AI is not crypto(currency) but it has all the same hallmarks of fad and bubble. I wouldn't be surprised if in 12-18 months the high wears off and jokers are left holding the bag on unprofitable companies that are quickly getting eclipsed by power players re-establishing market dominance.
You're gonna get trashed for flying in the face of the hype mill groupthink du jour but you aren't wrong. This pattern has been replicating itself in the tech industry since the run-up to the .com implosion. It's always the same. Some researchers come up with novel tech. Some fledgling attempts are made at seeing if this new tech might solve a few real-world problems, in the process generating some column inches in trade publications and academic journals. Critical mass is reached when awareness of this new tech bubbles up to the faceless horde of griftlords that perpetually turn the crank on the tech industry hype mill. Dumb is aggressively separated from money recursively until eventually the 2nd inflection point is reached, wherein the hype mill is no longer able to drown out the growing realization among late adopters that some (perhaps several) aspects of the situation are firmly rooted in bullshit. Then the bubble around that particular tech hype extravaganza implodes and the search for new grist for the hype mill begins anew.
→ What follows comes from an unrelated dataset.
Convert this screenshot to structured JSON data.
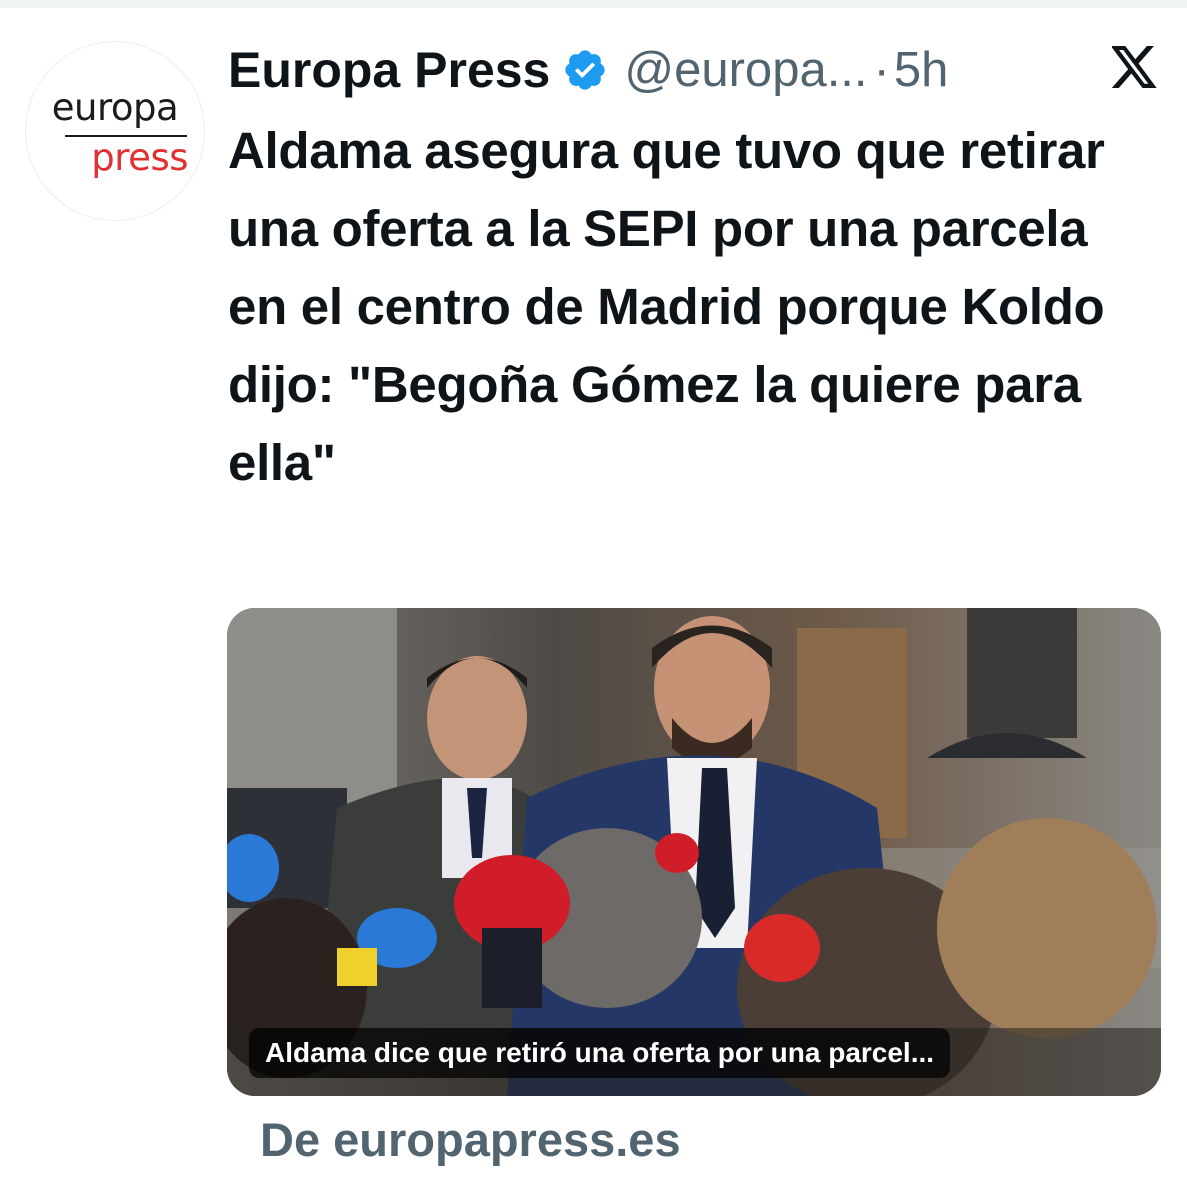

Everyone else is running around with a hammer, desperately looking for a 2x4. Applying it anywhere and everywhere hoping it does something, but I reckon for most of them if they were to do a cost analysis in the next ~5 years they'll have noticed how costly it was and how little it changed for their core solution.
The heavy hitters and potential big winners (outside of the above noted gatekeepers) are still yet to come thankfully.